Tests and procedures: Bone marrow

The most common problem associated with the below tests is pain. There is a small chance that your child may bleed under the skin or get an infection where the needle is placed.

 

Bone Marrow Aspirate (BMA)

A bone marrow aspirate is a test to see if cells in the bone marrow are healthy and to find out if cancers cells have spread to the bone marrow from another part of the body.

Bone marrow is the liquid spongy part of the bone (in the middle) where the blood cells are made. In the Oncology Unit most children have this test under general anaesthetic.
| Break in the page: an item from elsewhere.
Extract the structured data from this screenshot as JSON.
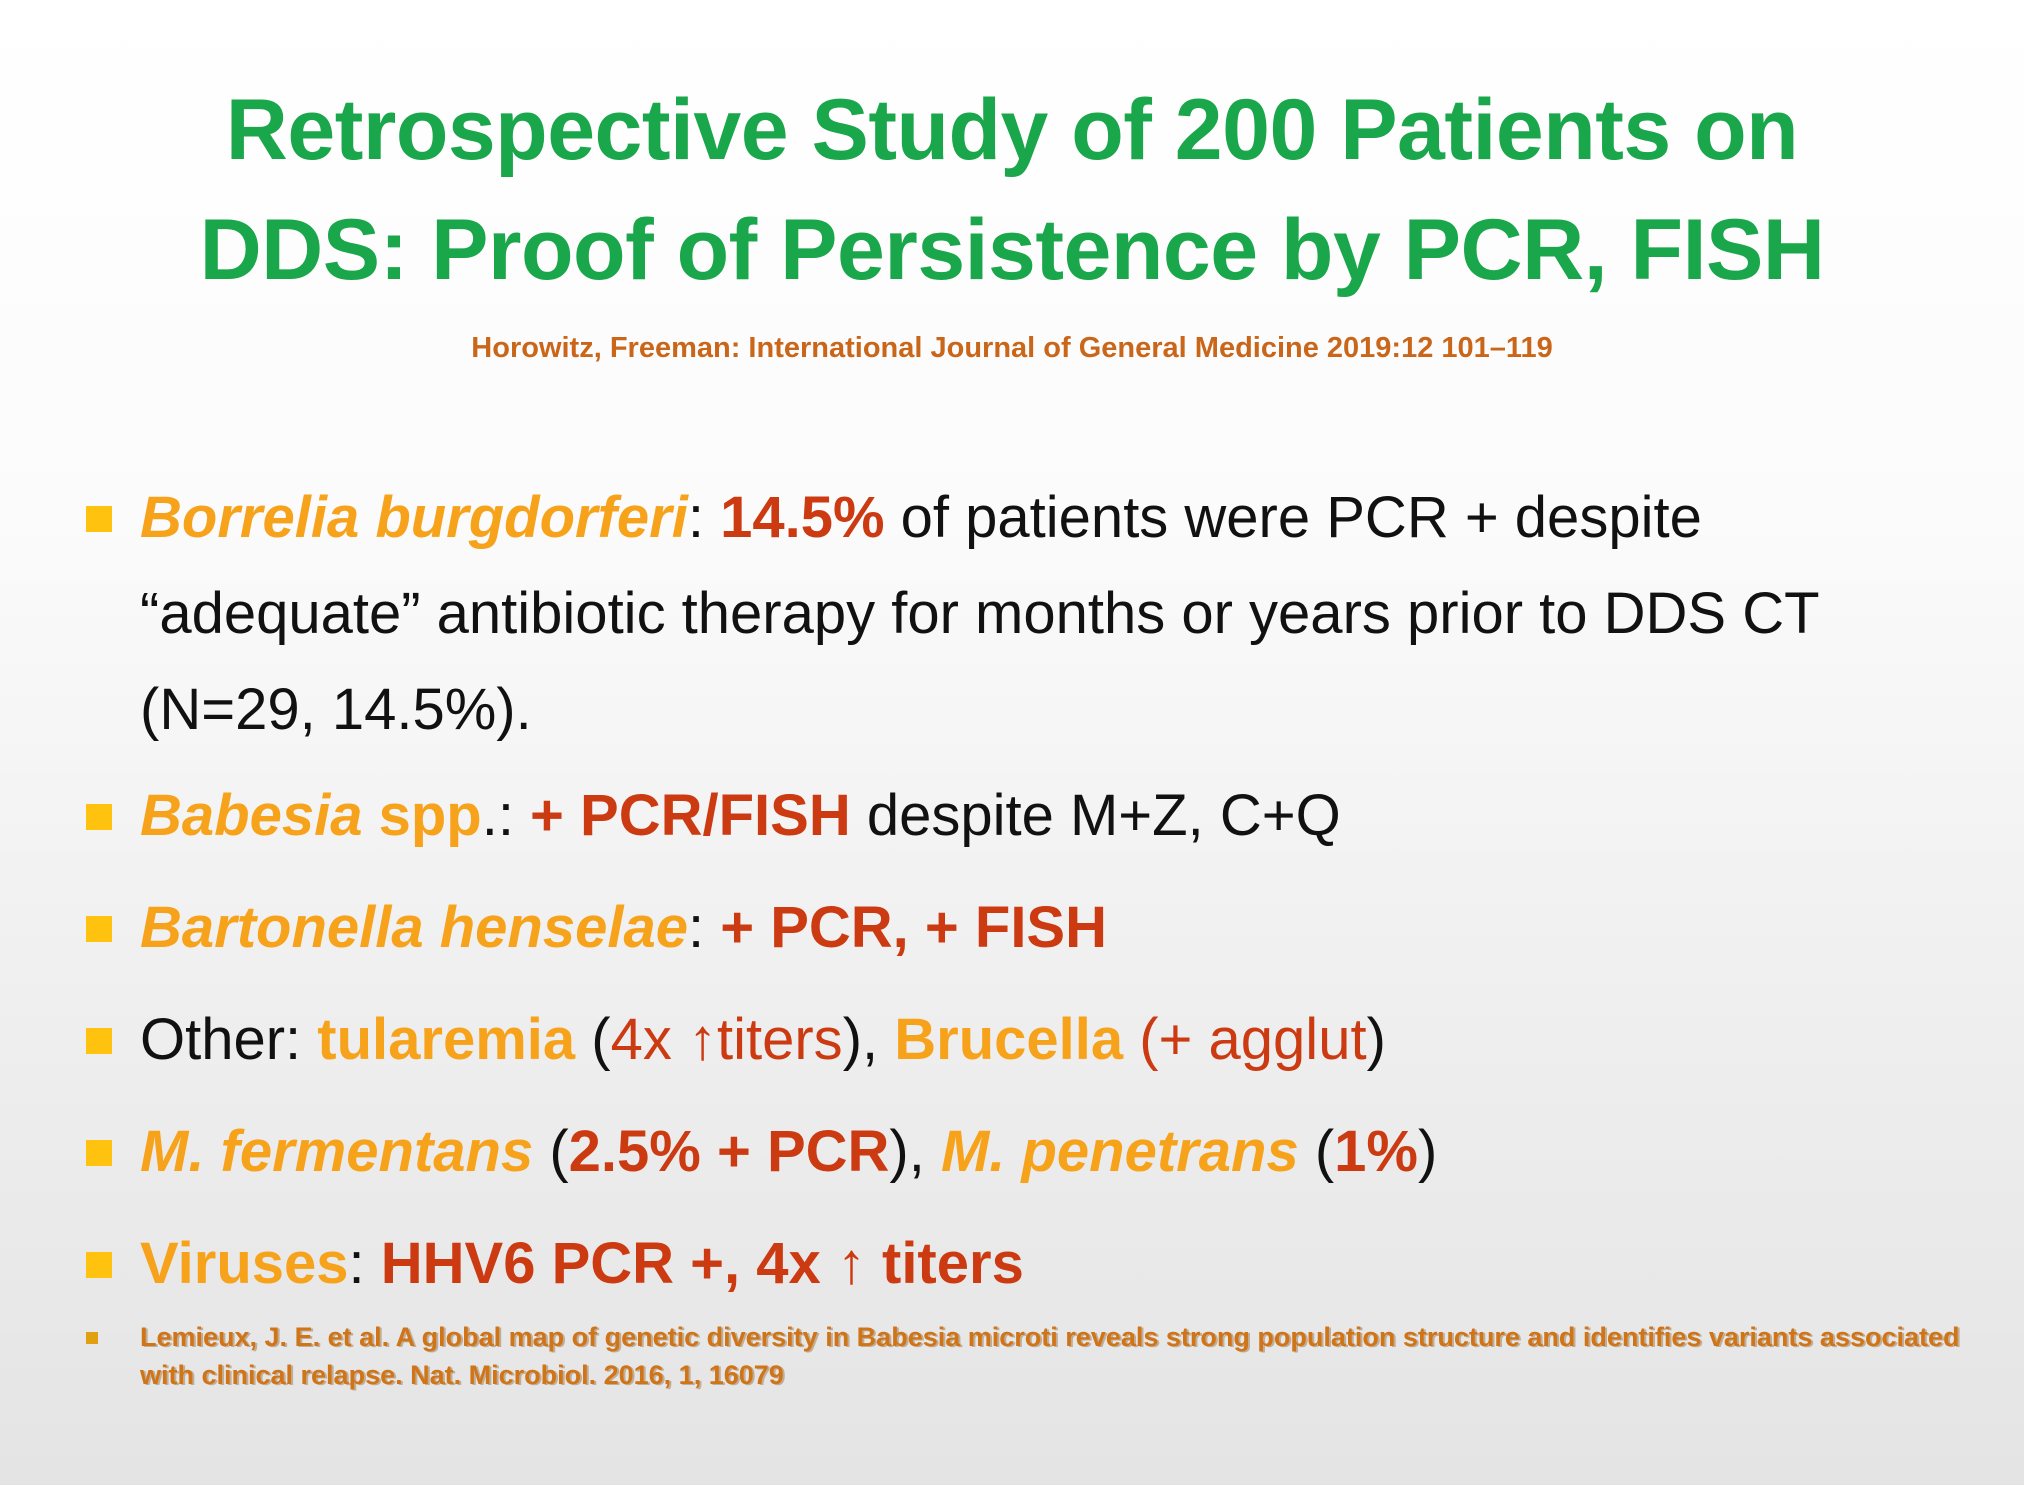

  • For this test, a needle is place in a bone, usually the hipbone and a small sample of bone marrow is collected into a syringe
  • The marrow is sent to the laboratory where it is tested for cancer or leukaemia cell
  • Your child may feel some pain when the needle is placed in the bone and may feel pressure when the syringe removes the bone marrow cells.

Bone marrow biopsy

While a bone marrow aspirate is done to look at the blood cells in the bone marrow, a bone marrow biopsy (also called a trephine) is done to study an actual piece of the bone 

  • A large needle is placed in a bone (usually the hip bone) and a small piece of bone is removed
  • The bone is sent to the laboratory for testing
  • Most children have this test under general anaesthetic
  • Your child may feel some pain when the needle is placed in the bone and may feel pressure or 'tugging' when the needle removes a small piece of bone.